30 ragazze aiutate in tre anni. Con il progetto “Ritornare per ricominciare” l’associazione “Slaves no more” negli ultimi tre anni ha già realizzato 30 rimpatri assistiti per aiutare le ragazze a reinserirsi in società e a rifarsi da una vita di umiliazioni e sofferenze: una casa, un lavoro. In Nigeria le religiose hanno due case di accoglienza a Lagos e Benin city, vanno a prenderle direttamente all’aeroporto. “C’è bisogno di tanto accompagnamento – dice suor Eugenia -. Non è una decisione facile”. Alcune donne invece, grazie al lavoro di organizzazioni sociali che mettono a disposizione gli avvocati, riescono ad uscire dall’ex Cie e a restare in Italia. “Ma dove vanno? Le nostre case di accoglienza sono piene, rischiano di essere intercettate dai trafficanti e finire di nuovo in strada”. Le situazioni più gravi, e non sono rare visto che tutte quelle che passano per la Libia vengono violentate, riguardano le donne incinte. “Per legge non possono restare nel centro perché la detenzione di una donna incinta si configura come sequestro di persona – riferisce -. Ma non hanno alternative e rischiano di finire in strada”.

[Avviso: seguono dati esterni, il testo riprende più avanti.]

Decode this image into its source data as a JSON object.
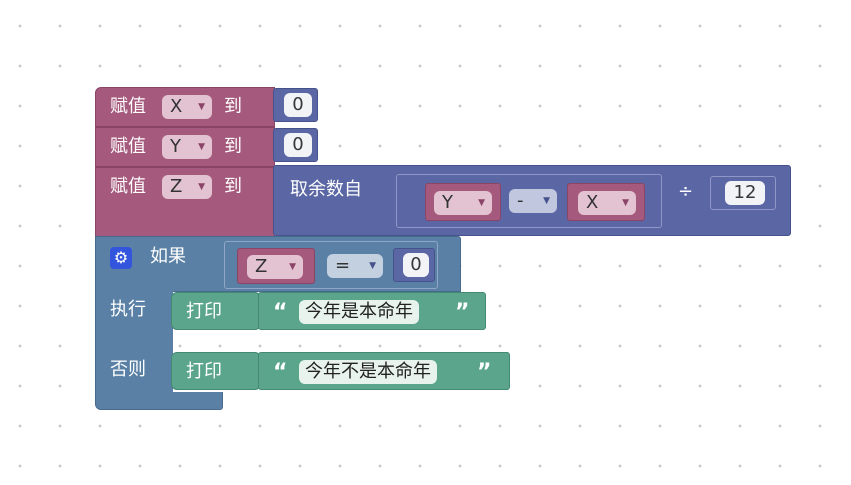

L’appello alle realtà cattoliche: “Aiutateci”. La religiosa chiede per le ragazze recluse nei centri “spazi di aggregazione, corsi di lingue, di danza, per tenerle impegnate”. E alle varie realtà cattoliche coinvolte nell’accoglienza – Caritas, Comunità di Sant’Egidio, Centro Astalli, Migrantes, Usmi – lancia un appello: “Mettere a disposizione case, personale preparato: serve una realtà di passaggio, una sorta di pronto soccorso per l’emergenza, soprattutto a Roma. Ci sono i fondi messi a disposizione dall’Unione europea. Bisogna sedersi intorno ad un tavolo e fare proposte valide e condivise”.